Parashas Eikev

Near the end of this week’s parashah, the Torah presents the second paragraph of the Shema. This paragraph describes the reward for obeying Hashem’s mitzvos and the punishment for worshipping other gods, and discusses the mitzvos of Torah study, tefillin, and mezuzah. The paragraph concludes (Devarim 11:21): “In order that your days may be multiplied, and the days of your children, upon the land which Hashem swore unto your fathers to give them, as the days of the heavens above the earth.” The Maggid asks about the meaning of measuring the days of our lives in terms of the days of heaven and earth, whose number we do not know. He builds on two verses:
1. Mishlei 10:27: “Fear of Hashem adds days, while the years of the wicked are shortened.”
2. Tehillim 50:4: “He calls on the heavens above and on the earth, that He may pass judgment on His people.”
In regard to the second verse, it is clear that heaven and earth do not literally act as judges or constables – rather, the verse is a metaphor. The Maggid explains its intent as follows. There are two factors that determine how long a person should live: the person’s physical constitution and the spiritual merit he has accrued through his conduct. One factor may dictate a short lifespan, while other dictates a longer one. Now, a person’s physical constitution is the concern of the earth, while his spiritual merit is the concern of heaven. When the psalmist speaks of Hashem calling on heaven and earth to join Him in passing judgment on a person, the intent is to say that Hashem considers both physical and spiritual factors.
A saintly man’s spiritual attainments can lead to a verdict in heaven that he live a longer lifespan than he naturally would have on the basis of his physical constitution. Conversely, a person can be physically very robust and fit to live many years, but be so wicked that a verdict is issued in heaven that his life be cut short, so that he does not degenerate further. It is in this vein that Shlomo HaMelech says that “fear of Hashem adds days, while the years of the wicked are shortened.” In regard to the latter, in particular, it is written (Tehillim 73:4): “For there are no pangs at their death, and their physical health sound.” Here, the psalmist is speaking of a person who dies in his physical prime due to spiritual degeneracy. The heavenly verdict can override the earthly verdict.

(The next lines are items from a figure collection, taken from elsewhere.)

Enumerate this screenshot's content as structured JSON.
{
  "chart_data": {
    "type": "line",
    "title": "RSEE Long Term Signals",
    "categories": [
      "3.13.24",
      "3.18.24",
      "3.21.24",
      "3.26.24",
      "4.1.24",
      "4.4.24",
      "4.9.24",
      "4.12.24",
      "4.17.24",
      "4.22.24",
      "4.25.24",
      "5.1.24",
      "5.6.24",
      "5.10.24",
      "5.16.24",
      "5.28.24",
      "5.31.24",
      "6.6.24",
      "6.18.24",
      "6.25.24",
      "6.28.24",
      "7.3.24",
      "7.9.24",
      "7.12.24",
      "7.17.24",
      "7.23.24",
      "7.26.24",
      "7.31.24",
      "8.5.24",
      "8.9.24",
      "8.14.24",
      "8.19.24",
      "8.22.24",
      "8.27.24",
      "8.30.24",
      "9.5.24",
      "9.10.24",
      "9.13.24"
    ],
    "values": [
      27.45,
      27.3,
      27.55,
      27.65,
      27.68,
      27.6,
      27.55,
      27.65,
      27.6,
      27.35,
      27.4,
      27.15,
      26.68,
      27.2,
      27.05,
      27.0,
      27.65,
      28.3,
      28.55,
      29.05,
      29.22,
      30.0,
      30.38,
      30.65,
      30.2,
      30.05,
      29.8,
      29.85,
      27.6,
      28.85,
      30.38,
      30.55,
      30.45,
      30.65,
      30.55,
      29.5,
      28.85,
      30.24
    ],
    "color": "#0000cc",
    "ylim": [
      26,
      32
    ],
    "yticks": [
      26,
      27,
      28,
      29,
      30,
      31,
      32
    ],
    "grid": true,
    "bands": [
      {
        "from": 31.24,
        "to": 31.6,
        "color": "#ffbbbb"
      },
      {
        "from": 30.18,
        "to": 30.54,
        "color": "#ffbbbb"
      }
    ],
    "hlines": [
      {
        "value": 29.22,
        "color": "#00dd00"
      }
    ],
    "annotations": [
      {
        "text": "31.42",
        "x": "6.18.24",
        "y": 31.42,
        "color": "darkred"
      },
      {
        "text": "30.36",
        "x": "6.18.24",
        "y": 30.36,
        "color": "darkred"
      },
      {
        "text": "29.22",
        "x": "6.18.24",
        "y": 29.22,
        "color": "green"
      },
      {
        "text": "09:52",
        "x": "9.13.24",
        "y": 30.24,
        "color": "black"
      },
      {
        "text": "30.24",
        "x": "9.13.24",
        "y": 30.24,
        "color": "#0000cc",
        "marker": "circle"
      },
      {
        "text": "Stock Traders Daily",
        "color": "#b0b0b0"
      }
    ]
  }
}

If a person firmly commits himself to raise his children in the Torah path and train them to act uprightly, a verdict is issued in heaven for him to live longer than his natural physical lifespan. He is granted added days, for he needs the extra time to inculcate Torah values into his children to the full extent that he wishes. And so the Torah says: “And you shall teach them [the Torah’s words] to your children … in order that your days may be multiplied … as the days of the heavens above the earth.” When a person dedicates himself to teaching his children Torah, he receives from heaven an added allotment of days, above and beyond those accorded to him by earthly factors.